Aromatic plants and essential oils were used in biblical times. Think of the gifts brought to the new born. Plant oils are mentioned several times in the Bible.
During the fifteenth century people in Europe began using essential oils to disguise their body odours and to ward off sickness. The French chemist Dr. René-Maurice Gattefossé is considered the "father" of modern day aromatherapy. Gattefosse was the first to use the term "aromatherapy" in 1928. The French physician Dr.Jean Valnet was very impressed with Gattefossé's findings and began using essential oils to treat injuries during World War II. Marguerite Maury, an Austrian bio-chemist, studied the rejuvenating powers and cosmetic uses of essential oils. These three people reintroduced aromatherapy in the twentieth century.

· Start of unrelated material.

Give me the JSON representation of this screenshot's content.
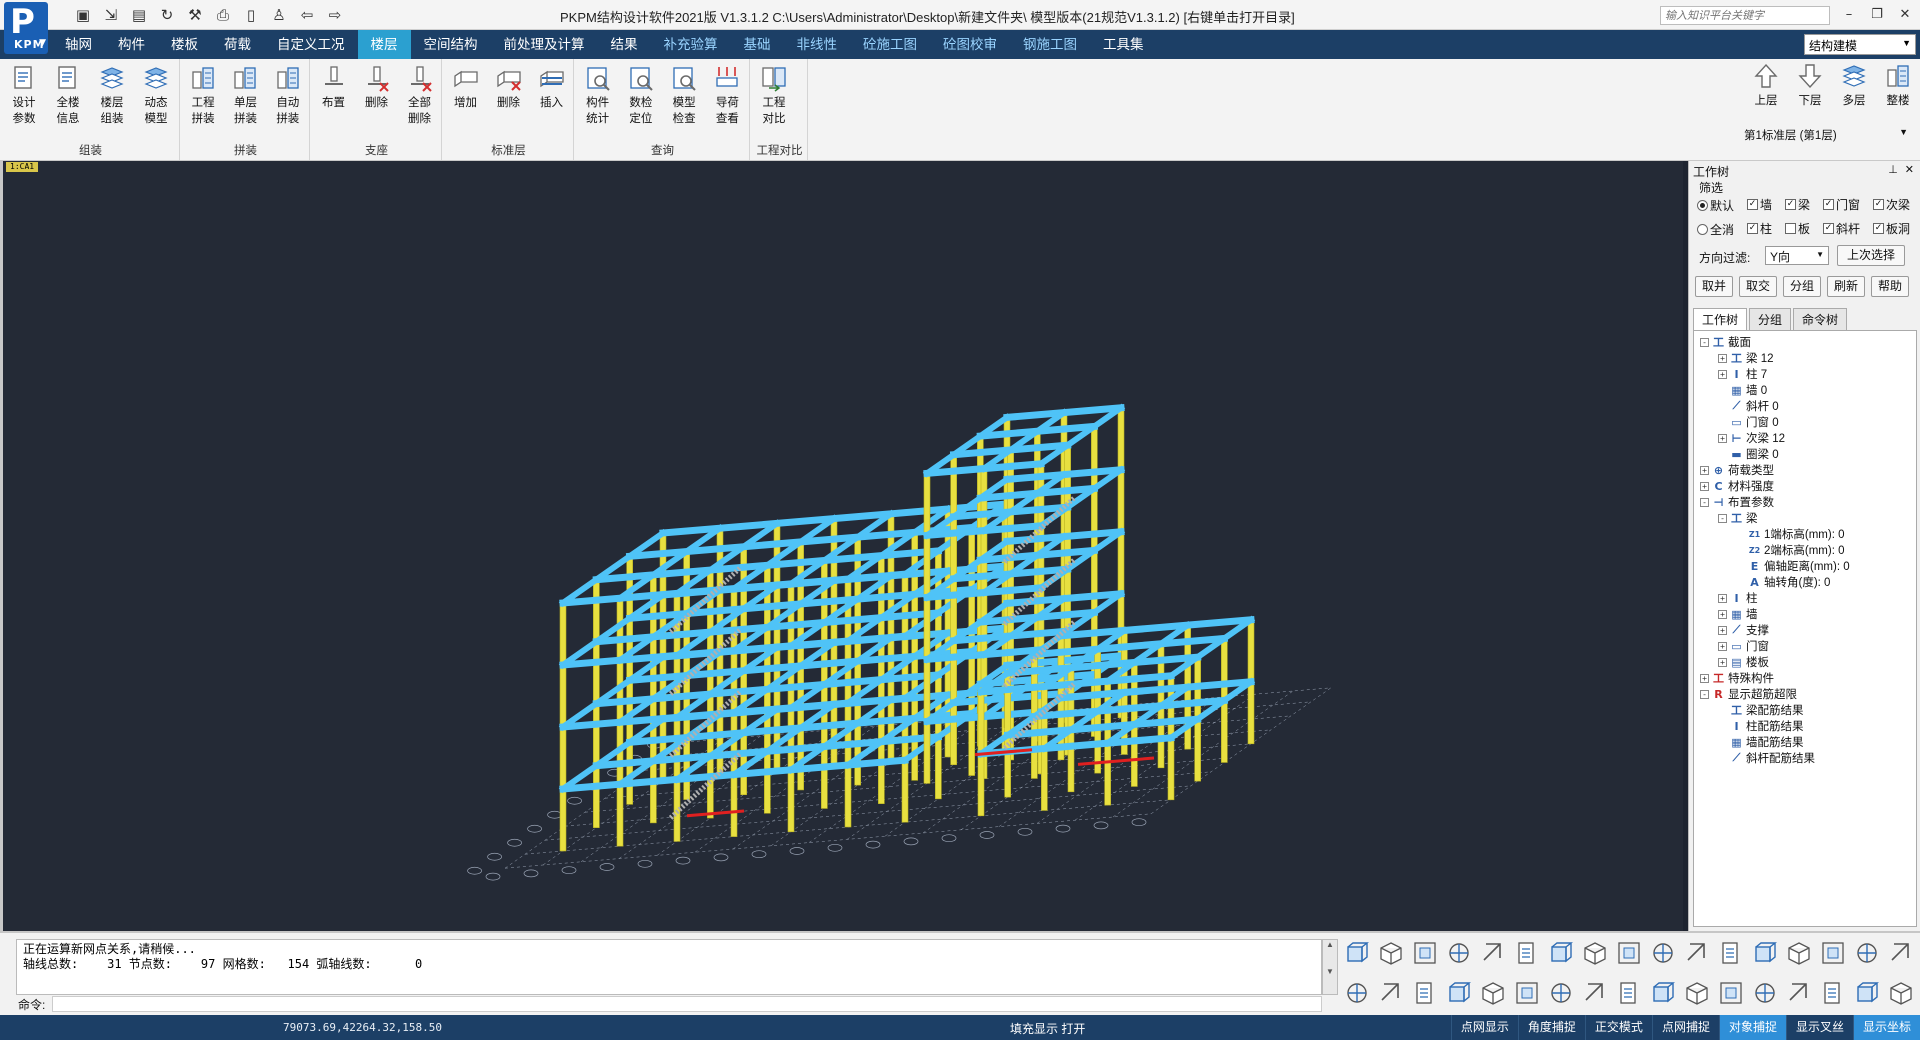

What can Aromatherapy be used for?
Aromatherapy can be used for acne using Rosemary and Geranium, eczema using Chamomile, dry or chapped skin using Rose, Lavender and Neroli. Oily skin, insect bites, athlete's foot and fungal infections can be treated using Tea Tree.
Aromatherapy can be used for respiratory ailments such as Sinusitis using Eucalyptus, Lavender, Thyme, and Peppermint. Bronchitis, coughs, sore throats, the common cold, the flu and nasal congestion that may be due to allergies using Eucalyptus, Rosemary, Roman Chamomile and Peppermint.

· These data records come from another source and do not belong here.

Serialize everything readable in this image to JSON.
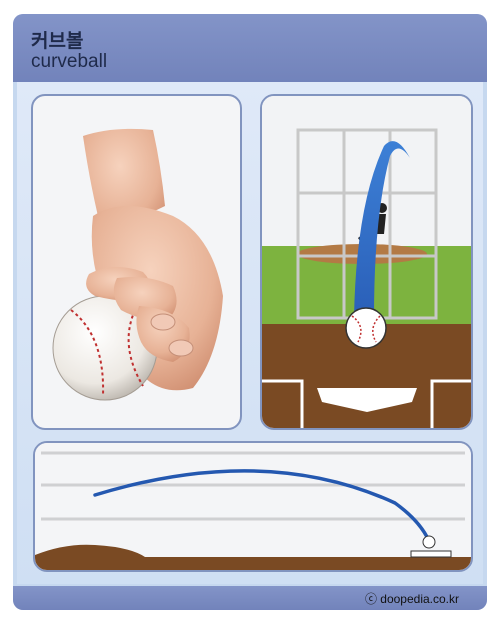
{
  "title": {
    "korean": "커브볼",
    "english": "curveball"
  },
  "credit": "ⓒ doopedia.co.kr",
  "colors": {
    "header": "#7a8bc2",
    "background": "#c6d8ef",
    "panel_border": "#8194bf",
    "trajectory": "#2458b0",
    "grass": "#7db33f",
    "dirt": "#7a4a23"
  },
  "icons": {
    "grip": "hand-holding-baseball",
    "ball": "baseball-icon"
  }
}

Aromatherapy can be used as a mouth wash for bad breath using Myrrh, or toothaches using Cloves.
Aches and pains:
Those suffering from head aches can use Peppermint and Rosemary, those with migraines, arthritis and joint pains can use Anise, Black pepper, Marjoram and Ginger. For backaches a massage with essential oils added to the massage oils is very effective.
Aromatherapy is very effective for stress and fatigue relief using Grapefruit or as an anti depression using Basil, Chamomile, Grapefruit, Rose or Ylang Ylang. For grief Rose and Marjoram are very effective. Aromatherapy can be calming using Chamomiles. The relaxing effect of Lavender, Chamomile and Neroli are especially effective for those troubled with insomnia. Frankincense is wonderful for meditation, Rosemary is used to enhancing memory and some people feel it can be an aphrodisiac. It can give relief to women troubled with PMS (premenstrual syndrome) and can aid digestion.
Nursing homes and medical facilities are using Aromatherapy to treat Alzheimer's disease with Bergamot and Lavender. Other aging related health concerns such as memory problems can be treated with Rosemary, agitation with Bergamot, Lavender and Ylang Ylang, and nervous legs using Bergamot and Lavender.
Where is Aromatherapy practised?
Aromatherapy is practised all over the world by Homeopathic, Ayurvedic, Chinese medicine, Herbal medicine and Naturopathy practitioners. It can be used as a treatment in itself or to compliment more "traditional" medicines.
It is always advised to consult a professionally trained therapist before using essential oils.
This is a very brief overview of what Aromatherapy is and what it can be used for.